Penerimaan Negara Bukan Pajak (PNBP) juga masih potensial untuk ditingkatkan.
Penerimaan royalti dan bagi hasil migas dan pertambangan perlu dioptimalisasi
dengan mereview dan melakukan audit penentuan cost recovery, serta melakukan
audit kinerja pertambangan. Kementerian terkait juga perlu melakukan upaya
serius untuk mengolah minyak bagian pemerintah di kilang-kilang dalam negeri,
sehingga nilai tambah sektor migas dapat optimal bagi perekonomian domestik.
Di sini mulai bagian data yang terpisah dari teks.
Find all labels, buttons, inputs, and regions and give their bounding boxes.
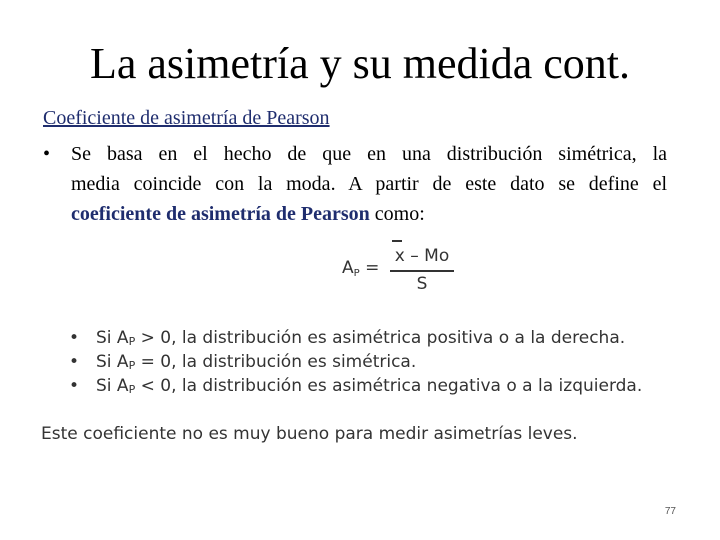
case-text: = 0, la distribución es simétrica. — [135, 352, 417, 372]
intro-paragraph — [43, 139, 667, 229]
case-subscript: P — [128, 359, 136, 372]
case-text: > 0, la distribución es asimétrica positiva o a la derecha. — [135, 328, 626, 348]
intro-line-3-tail: como: — [369, 203, 425, 225]
formula-numerator-box — [389, 238, 455, 270]
case-text: < 0, la distribución es asimétrica negativa o a la izquierda. — [135, 376, 643, 396]
formula-equals: = — [365, 258, 380, 278]
list-item — [68, 374, 642, 398]
intro-line-3 — [71, 199, 667, 229]
formula-numerator: x – Mo — [394, 246, 450, 266]
pearson-term: coeficiente de asimetría de Pearson — [71, 203, 370, 225]
bullet-icon: • — [68, 376, 80, 396]
case-subscript: P — [128, 335, 136, 348]
case-prefix: Si A — [96, 328, 129, 348]
page-number: 77 — [664, 506, 676, 517]
bullet-icon: • — [43, 143, 51, 165]
intro-text — [71, 139, 667, 229]
slide-title: La asimetría y su medida cont. — [89, 39, 631, 88]
formula-symbol: A — [342, 258, 354, 278]
formula-lhs — [342, 258, 379, 279]
case-prefix: Si A — [96, 352, 129, 372]
case-prefix: Si A — [96, 376, 129, 396]
case-subscript: P — [128, 383, 136, 396]
formula-fraction — [389, 238, 455, 296]
intro-line-2: media coincide con la moda. A partir de este dato se define el — [71, 173, 667, 195]
footnote: Este coeficiente no es muy bueno para medir asimetrías leves. — [41, 424, 578, 444]
intro-line-1: Se basa en el hecho de que en una distribución simétrica, la — [71, 143, 667, 165]
cases-list — [68, 326, 642, 398]
formula-subscript: P — [353, 268, 360, 279]
mean-bar-icon — [392, 240, 402, 242]
list-item — [68, 350, 642, 374]
formula-denominator: S — [416, 273, 428, 294]
bullet-icon: • — [68, 352, 80, 372]
bullet-icon: • — [68, 328, 80, 348]
pearson-formula — [342, 238, 458, 298]
section-subtitle: Coeficiente de asimetría de Pearson — [43, 107, 330, 129]
list-item — [68, 326, 642, 350]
Dalam APBN-P 2012 akhirnya penerimaan PNBP telah disepakati menjadi Rp 341,1
triliun naik sebesar Rp9,2 triliun dari rencana dalam RAPBN-P 2012 yang sebesar
Rp 331,9 triliun. Potensi penghematan belanja barang dan pegawai masih sangat
besar. Potensi penghematan belanja barang tahun 2012 ini menurut Kementerian
Keuangan akan dapat mencapai Rp18 triliun. Jika penghematan belanja barang dan
pegawai dilakukan lebih progresif, diharapakan akan menghemat minimal Rp20
triliun. Dalam RAPBN-P tahun 2012 alokasi anggaran untuk belanja pegawai
direncanakan mencapai Rp212,24 triliun, yang hanya menurun Rp3,61 triliun atau
1,7 persen, sedangkan alokasi anggaran belanja barang direncanakan mencapai
Rp186,55 triliun, hanya menurun sebesar Rp1,44 triliun (0,8 persen) belum
signifikan. Belanja pegawai dan belanja barang ini masih jauh lebih besar dari
belanja modal. Belanja barang (termasuk jasa) selama ini masih banyak yang
tidak tepat dan bersifat pemborosan, termasuk biaya perjalanan dinas. Selain
itu dengan remunerasi birokrasi yang sudah berjalan, seharusnya juga terjadi
penghematan belanja pegawai melalui penggurangan honor-honor kegiatan birokrasi
yang tidak tepat. Memanfaatkan Saldo Anggaran Lebih (SAL) secara optimal. SAL
tahun 2011 mencapai Rp96,6 triliun yang merupakan penjumlahan dari SAL 2010
sebesar Rp57 triliun dan SILPA tahun 2011 sebesar Rp39,2 triliun. Dalam rencana
pemerintah SAL akan dipakai untuk menutup defisit dalam RAPBNP 2012 baru
sebesar Rp56,17 triliun. Dengan demikian masih ada sisa SAL 2011 yang belum
digunakan sebesar Rp40 triliun. Tentu saja SAL dapat dialokasikan untuk
cadangan fiskal tetapi mengingat pengalaman tahun-tahun sebelumnya dimana
penyerapan anggaran tidak optimal maka cadangan fiskal tidak harus terlalu
besar, karena akan terdapat SILPA di tahun 2012. PKS memandang, jika
kementrian-kementrian terkait dapat menyelesaikan instrumen-instrumen
pengaturan dan berbagai kebijakan terkait tatakelola energi nasional maka
pembengkakan subsidi energi akan dapat dihindari dan penghematannya juga akan
besar. Pembengkakan subsidi energi selama ini terjadi diantaranya karena:
Ketidaksungguhan kementerian terkait dalam menyiapkan sistem dan infrastruktur
pengaturan BBM Bersubsidi berdasarkan roadmap yang telah disepakati.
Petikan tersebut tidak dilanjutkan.